Mit Commissario Casabona schickt Antonio Fusco in „Schatten der Vergangenheit“ einen Protagonisten ins Rennen, der leider schnell zum Stereotyp eines italienischen Machos verkommt. Zwar kann der Krimi durchaus mit einer interessanten Kriminalhandlung punkten, die platten Figuren und das hochproblematische Frauenbild des Romans zerstören jedoch jegliche aufkommende Atmosphäre.

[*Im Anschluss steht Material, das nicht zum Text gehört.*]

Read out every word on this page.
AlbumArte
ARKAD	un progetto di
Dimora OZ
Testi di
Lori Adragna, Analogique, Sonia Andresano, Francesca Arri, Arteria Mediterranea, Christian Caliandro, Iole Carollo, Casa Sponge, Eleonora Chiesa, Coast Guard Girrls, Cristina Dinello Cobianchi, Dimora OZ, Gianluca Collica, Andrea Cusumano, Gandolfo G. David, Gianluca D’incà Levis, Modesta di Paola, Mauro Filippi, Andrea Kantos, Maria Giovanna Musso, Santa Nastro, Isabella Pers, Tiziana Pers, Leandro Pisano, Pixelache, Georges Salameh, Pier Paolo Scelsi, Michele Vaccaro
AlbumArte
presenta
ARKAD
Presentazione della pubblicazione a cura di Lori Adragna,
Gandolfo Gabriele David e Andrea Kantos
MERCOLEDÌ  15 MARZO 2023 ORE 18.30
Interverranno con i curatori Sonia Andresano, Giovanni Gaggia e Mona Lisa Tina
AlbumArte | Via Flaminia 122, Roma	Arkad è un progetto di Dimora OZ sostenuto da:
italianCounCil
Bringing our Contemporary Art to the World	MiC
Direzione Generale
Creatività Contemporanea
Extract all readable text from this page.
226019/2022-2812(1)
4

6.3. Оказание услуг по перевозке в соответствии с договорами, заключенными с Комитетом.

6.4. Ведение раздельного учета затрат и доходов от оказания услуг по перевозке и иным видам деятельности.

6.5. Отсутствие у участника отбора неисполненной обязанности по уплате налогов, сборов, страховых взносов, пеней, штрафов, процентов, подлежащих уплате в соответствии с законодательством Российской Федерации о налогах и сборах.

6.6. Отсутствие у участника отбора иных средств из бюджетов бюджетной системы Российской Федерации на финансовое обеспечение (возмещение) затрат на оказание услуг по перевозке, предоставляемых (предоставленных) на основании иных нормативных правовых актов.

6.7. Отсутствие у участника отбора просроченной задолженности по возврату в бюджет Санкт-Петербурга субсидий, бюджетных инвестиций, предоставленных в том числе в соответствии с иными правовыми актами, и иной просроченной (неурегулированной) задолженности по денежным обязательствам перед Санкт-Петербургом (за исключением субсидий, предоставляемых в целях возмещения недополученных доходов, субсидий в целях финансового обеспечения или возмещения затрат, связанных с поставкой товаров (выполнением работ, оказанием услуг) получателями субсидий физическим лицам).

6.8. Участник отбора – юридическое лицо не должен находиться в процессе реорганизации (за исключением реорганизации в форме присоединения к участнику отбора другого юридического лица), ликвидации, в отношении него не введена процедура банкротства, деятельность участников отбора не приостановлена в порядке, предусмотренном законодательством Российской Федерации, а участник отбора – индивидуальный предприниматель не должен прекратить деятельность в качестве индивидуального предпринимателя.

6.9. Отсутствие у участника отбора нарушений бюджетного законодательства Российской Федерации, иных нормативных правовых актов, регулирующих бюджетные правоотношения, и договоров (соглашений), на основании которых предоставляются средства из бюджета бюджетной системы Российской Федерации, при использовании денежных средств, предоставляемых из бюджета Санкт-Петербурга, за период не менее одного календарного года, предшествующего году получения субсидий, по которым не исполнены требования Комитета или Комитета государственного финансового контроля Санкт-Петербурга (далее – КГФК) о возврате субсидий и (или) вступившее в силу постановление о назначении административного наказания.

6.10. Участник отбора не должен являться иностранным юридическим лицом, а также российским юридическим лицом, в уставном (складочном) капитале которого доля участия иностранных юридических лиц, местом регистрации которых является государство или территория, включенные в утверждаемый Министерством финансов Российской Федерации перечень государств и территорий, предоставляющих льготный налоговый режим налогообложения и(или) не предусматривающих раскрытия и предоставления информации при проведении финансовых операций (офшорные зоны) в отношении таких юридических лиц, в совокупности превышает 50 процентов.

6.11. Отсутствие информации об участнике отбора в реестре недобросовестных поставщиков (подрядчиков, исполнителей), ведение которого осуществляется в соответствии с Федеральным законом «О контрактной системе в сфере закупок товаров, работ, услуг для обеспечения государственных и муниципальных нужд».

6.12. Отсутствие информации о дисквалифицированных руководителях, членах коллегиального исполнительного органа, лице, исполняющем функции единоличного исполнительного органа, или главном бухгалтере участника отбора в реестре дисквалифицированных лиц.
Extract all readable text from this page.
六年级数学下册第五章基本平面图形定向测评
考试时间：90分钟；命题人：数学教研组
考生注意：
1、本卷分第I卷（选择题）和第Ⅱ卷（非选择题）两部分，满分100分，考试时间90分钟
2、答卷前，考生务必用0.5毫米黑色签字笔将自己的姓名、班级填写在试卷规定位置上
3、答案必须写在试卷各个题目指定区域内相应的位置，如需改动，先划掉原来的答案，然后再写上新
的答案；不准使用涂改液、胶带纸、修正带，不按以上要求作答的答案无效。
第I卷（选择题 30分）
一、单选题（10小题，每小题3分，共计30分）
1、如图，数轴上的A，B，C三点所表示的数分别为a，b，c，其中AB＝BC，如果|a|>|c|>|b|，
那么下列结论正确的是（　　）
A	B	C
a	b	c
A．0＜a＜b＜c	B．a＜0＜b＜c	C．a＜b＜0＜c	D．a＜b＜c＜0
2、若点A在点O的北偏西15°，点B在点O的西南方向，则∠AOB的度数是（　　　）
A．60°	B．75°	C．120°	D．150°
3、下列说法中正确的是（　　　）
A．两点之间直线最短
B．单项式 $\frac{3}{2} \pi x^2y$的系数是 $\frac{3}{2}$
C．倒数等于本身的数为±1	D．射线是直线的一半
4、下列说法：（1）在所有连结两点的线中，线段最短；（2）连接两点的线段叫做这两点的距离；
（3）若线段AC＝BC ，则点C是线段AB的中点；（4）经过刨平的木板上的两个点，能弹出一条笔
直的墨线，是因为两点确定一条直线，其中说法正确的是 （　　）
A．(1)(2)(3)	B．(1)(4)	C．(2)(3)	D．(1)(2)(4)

Casabona wird verdächtigt, den Liebhaber seiner Ex-Frau ermordet zu haben und muss daher vor der Justiz fliehen – was gar nicht so einfach ist, denn es handelt sich um seine eigenen Freunde und Kollegen. Um seinen guten Namen reinzuwaschen, stellt er auf eigene Faust Ermittlungen an und muss gleichzeitig versuchen, seinen Kollegen immer einen Schritt voraus zu sein. Auf der Suche nach der Wahrheit und Unterstützung von Menschen, denen er vertrauen kann, muss er rasch feststellen, dass die italienische Unterwelt ihre Finger im Spiel hat.

Trotz der Kürze des Romans hat dieser Krimi auf Handlungsebene durchaus einiges zu bieten. Vor allem zu Beginn macht es großen Spaß, Casabona dabei zu begleiten, wie er seine Kollegen bei der Polizei an der Nase herumführt, um sich der Verhaftung zu entziehen. Der Lesespaß wird aber leider bald ruiniert von dem desaströsen Frauenbild, das nicht nur in Casabonas Perspektive, sondern auf jeder Seite durchschimmert – man hätte eigentlich hoffen dürfen, dass Haltungen wie „Ich verstehe die Frauen nicht, und sie sind alle gleich“ irgendwann mal aus der Literatur verschwinden würden, aber weit gefehlt. Frauen tauchen bei Fusco nur als (betrügerische) Geliebte auf, die den tiefgründigen Herzschmerz des tragischen Helden zu verantworten haben. Persönlichkeit oder Charakter gönnt er keiner der spärlich gesäten Frauenfiguren. Stattdessen ergeht sich Casabona regelmäßig in ausführlichen melodramatischen Ergüssen über die Härten des Lebens. Das ist vor allem insofern schade, als es dem Autor durchaus gelingt, mit einem flüssigen Schreibstil Spannung aufzubauen, jedoch kann man seine stereotypen Figuren leider einfach nicht ernst nehmen.

Ein Krimi, der sich leider liest, als wäre er vor mindestens sechzig Jahren geschrieben worden und hätte das Gesellschaftsbild dieser Zeit mitgebracht. Trotz Potenzial in der Handlung eine enttäuschende Lektüre.